ClaRE (Classification of Harmful and Benign Prompts) is a research codebase for white-box automated red-teaming of large language models. The core idea is to use internal model representations, especially a learned refusal direction, to systematically surface jailbreaks and over-refusals and to study how safety behavior shows up in model activations.
The project focuses on building practical tooling for safety evaluation pipelines while also exploring whether simple linear features in representation space can capture meaningful safety-related behavior.
This project is developed in collaboration with Dr. Goyal.
The central goal is to study two common failure modes in language models. Jailbreaks are prompts that cause the model to comply with harmful requests that it should refuse. Over-refusals are prompts that cause the model to reject harmless requests that should normally be answered.

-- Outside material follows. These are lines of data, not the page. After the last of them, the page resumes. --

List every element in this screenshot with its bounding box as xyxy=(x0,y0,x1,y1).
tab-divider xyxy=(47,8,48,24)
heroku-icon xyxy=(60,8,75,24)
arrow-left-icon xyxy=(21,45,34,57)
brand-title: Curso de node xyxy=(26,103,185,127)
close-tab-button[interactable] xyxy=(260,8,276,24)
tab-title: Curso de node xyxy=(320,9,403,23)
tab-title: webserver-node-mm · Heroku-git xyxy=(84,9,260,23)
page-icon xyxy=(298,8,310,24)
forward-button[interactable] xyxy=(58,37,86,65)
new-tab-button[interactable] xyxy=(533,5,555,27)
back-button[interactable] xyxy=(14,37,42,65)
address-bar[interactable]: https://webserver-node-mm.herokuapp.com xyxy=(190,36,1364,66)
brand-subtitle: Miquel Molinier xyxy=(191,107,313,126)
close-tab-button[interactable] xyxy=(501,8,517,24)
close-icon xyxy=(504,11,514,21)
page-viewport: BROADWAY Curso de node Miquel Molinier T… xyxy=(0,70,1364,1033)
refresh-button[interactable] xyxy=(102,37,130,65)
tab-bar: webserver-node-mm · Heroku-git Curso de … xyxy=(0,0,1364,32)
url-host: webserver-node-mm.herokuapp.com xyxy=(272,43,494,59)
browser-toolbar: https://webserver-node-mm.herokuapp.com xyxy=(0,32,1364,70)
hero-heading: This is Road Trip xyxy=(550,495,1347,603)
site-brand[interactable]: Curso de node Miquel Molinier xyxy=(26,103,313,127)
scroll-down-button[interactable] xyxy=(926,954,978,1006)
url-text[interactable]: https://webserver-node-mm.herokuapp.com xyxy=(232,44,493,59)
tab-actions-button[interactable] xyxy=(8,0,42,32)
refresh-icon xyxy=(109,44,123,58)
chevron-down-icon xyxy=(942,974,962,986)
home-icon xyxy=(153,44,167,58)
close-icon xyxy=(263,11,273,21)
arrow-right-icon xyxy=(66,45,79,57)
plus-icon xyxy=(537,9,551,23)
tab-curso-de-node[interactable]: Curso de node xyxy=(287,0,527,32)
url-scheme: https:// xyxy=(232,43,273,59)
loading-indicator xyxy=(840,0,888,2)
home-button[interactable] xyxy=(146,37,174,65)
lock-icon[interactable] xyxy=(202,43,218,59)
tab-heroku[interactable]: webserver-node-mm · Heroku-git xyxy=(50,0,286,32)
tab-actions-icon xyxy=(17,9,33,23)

Instead of treating the model as a black box, this work uses a white-box approach. Internal activations are collected from the model and used to extract a linear refusal direction. This direction acts as a signal for how strongly a prompt pushes the model toward refusing or complying. The refusal signal can then be used inside a broader automated red-teaming pipeline.
The refusal vector is computed using a simple difference-of-means procedure.
First, the model is run on two sets of prompts. One set reliably produces refusal responses and the other produces normal compliant answers. Activations are collected at a chosen layer for both groups. The refusal vector is then computed as the difference between the average activation of the refusal prompts and the average activation of the non-refusal prompts.
refusal_vector = mean(refusal activations) - mean(non-refusal activations)
This produces a single direction in representation space that correlates with refusal behavior.
Once extracted, the vector can be used in several ways. It can score new prompts by measuring how strongly their activations align with the refusal direction. It can also be used for steering experiments where the model's activations are shifted along the refusal direction to influence behavior.
Implementation and experiments live in research/refusal_vector. That module also contains PEZ-style optimization experiments and steering demos.
The current system is structured around three main steps.
Prompt adaptation: an attack language model takes benign seed prompts and generates candidate prompts that may trigger jailbreaks or over-refusals.
Dual scoring: each candidate is evaluated using two signals. The first is a refusal score from the alignment between the prompt's activations and the refusal vector. The second is semantic similarity, typically from a sentence embedding model like MiniLM, so generated prompts stay close to the meaning of the original seed.
Reinforcement learning: these signals are combined into a reward function and the attack model is trained with PPO so it gradually learns to generate prompts that are more effective at revealing safety failures.
One extension under exploration is seed filtering. Instead of passing seeds directly to the attack model, a larger model first paraphrases them. The paraphrases are scored with the refusal vector and only the most promising seeds are kept. That reduces compute by focusing the attack process on seeds more likely to produce interesting failures.
The project aims to build tools for scalable automated discovery of model vulnerabilities and safety failure modes. Another goal is to explore whether simple white-box signals, such as a single linear refusal direction, can be useful primitives for red-teaming. Longer term the work is intended to contribute to open evaluation infrastructure and potentially lead to research publications in AI safety.
The default branch is main.
ClaRE/
├── research/
│ ├── refusal_classification/ # classify outputs as refusal vs non-refusal
│ ├── refusal_vector/ # refusal vector extraction, PEZ experiments, steering demo
│ ├── prompt_generations/ # prompt generation and filtering
│ ├── epo_dreams/ # EPO-style refusal optimization experiments
│ ├── overrefusal_finetuning/ # PPO training for over-refusal and prompt rewriting
│ └── overrefusal_sampling/ # sampling benign and over-refusal pairs for SFT
├── SFT_Scoring/ # scoring pipeline for SFT candidates
├── scripts/ # helper scripts
├── src/ # shared utilities and configuration
└── assets/
Most submodules inside research/ and SFT_Scoring/ have their own README and dependency list. Dependencies are installed per module; there is no single top-level requirements.txt.
Each research component can be run on its own.
To extract or experiment with the refusal vector, start with research/refusal_vector.
To run the scoring pipeline used for SFT data filtering, see SFT_Scoring.
To generate benign and over-refusal training pairs, look at research/overrefusal_sampling.
To train prompt rewriting or over-refusal models with PPO, see research/overrefusal_finetuning.
To classify model outputs as refusals or non-refusals, use research/refusal_classification.
Example setup:
cd research/refusal_classification
pip install -r requirements.txt
cd ../../SFT_Scoring
pip install -r requirements.txtThis repository is for research use. Respect the licenses of any datasets or models you use with the codebase. The project is intended for AI safety research and should not be used to develop or deploy systems that increase harmful model behavior.